A strong labour market meant Employment Insurance payments fell by $1 billion but the government more than made up for that windfall by increasing spending on elderly benefits ($2.5 billion more on Old Age Security and Guaranteed Income Supplement) and children’s benefits ($1.4 billion more).

Transfer payments to department­s and agencies for things like early learning, infrastruc­ture and First Nations increased by $5.6 billion, or 13.4 per cent, while other direct program expenses for claims and litigation, higher defence spending and veterans benefits rose $9.2 billion, or 10.2 per cent.

All that is on top of the six per cent increase recorded year-on-year in 2016-17.

The government will cling to its “fiscal anchor” crutch — that, despite an extra $20 billion in public debt, growth in the economy means the debt-to-GDP ratio is still on a downward track. But this government’s Achilles heel is that it is prepared to keep spending with borrowed money.

An opinion poll the Angus Reid Institute published last week asked people who would consider voting Liberal at the next election whether they agreed or disagreed with the government running deficits this year and next, rather than offering the balanced budget Justin Trudeau promised in 2015 he’d deliver those years.
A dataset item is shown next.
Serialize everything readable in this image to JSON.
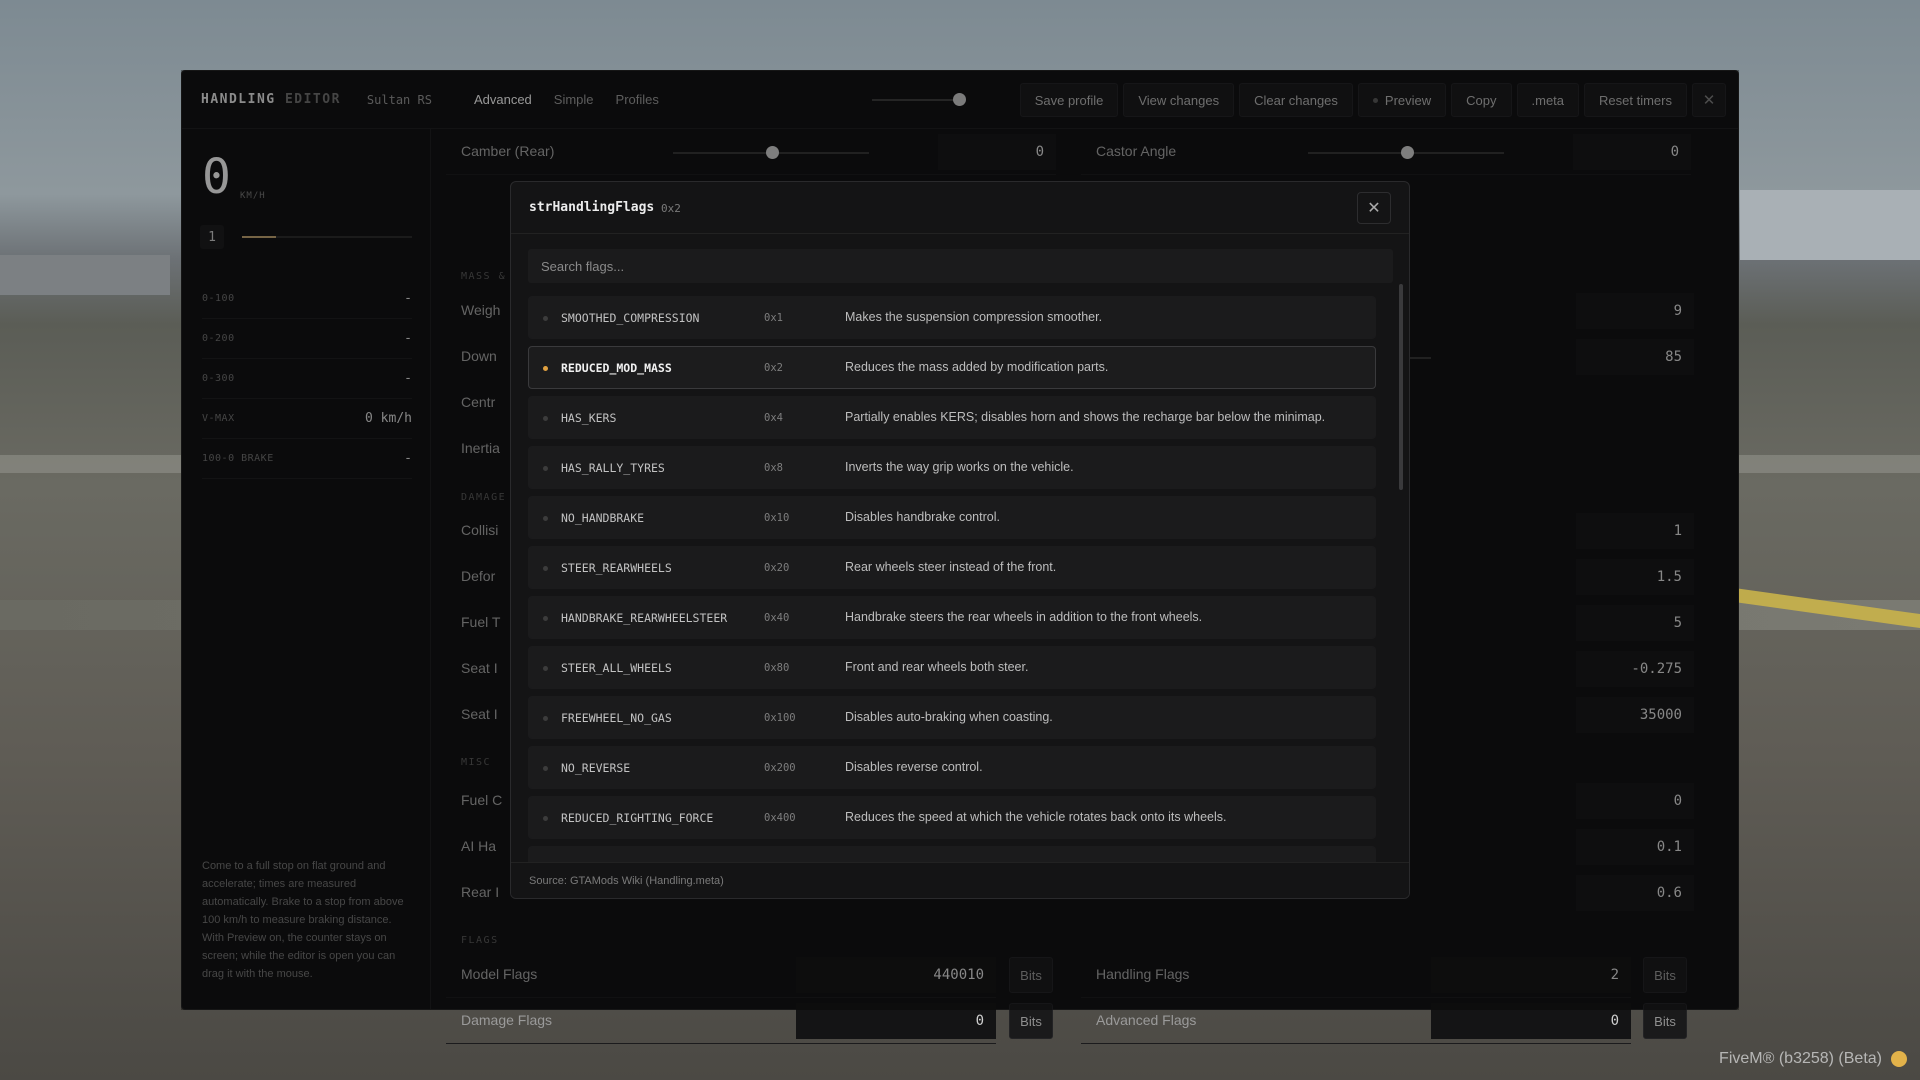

Four in 10 disagreed — and, to repeat, those are people who consider themselves “likely” or “maybe” Liberal voters.

“The takeaway is that I think Team Trudeau may be misinterpr­eting the licence for ‘modest, short-term’ deficits as a tolerance for bigger, longer ones, at their peril,” said Aaron Wudrick, federal director of the Canadian Taxpayers Federation.

Yet running deficits twice the size as promised, with no plan to return to balance, and no sign that spending is being reined in, is a recipe for future disaster. History suggests recessions come along every eight years or so — and we are overdue. The recent jitters in the stock market over slower growth and tighter U.S. monetary policy may well foreshadow tougher times ahead.

The Federal Reserve has raised interest rates eight times since December 2010, which has strengthen­ed the greenback and squeezed emerging markets. There is limited room in Canada, or anywhere else, to fight a downturn with reduced rates, which means even more government spending would be the weapon of choice.

Canada may have the lowest net government debt level in the G7, but the economic surge revealed in the latest annual report suggests it could easily have been lower still. Winter is coming, and Trudeau’s Liberals are ill-prepared.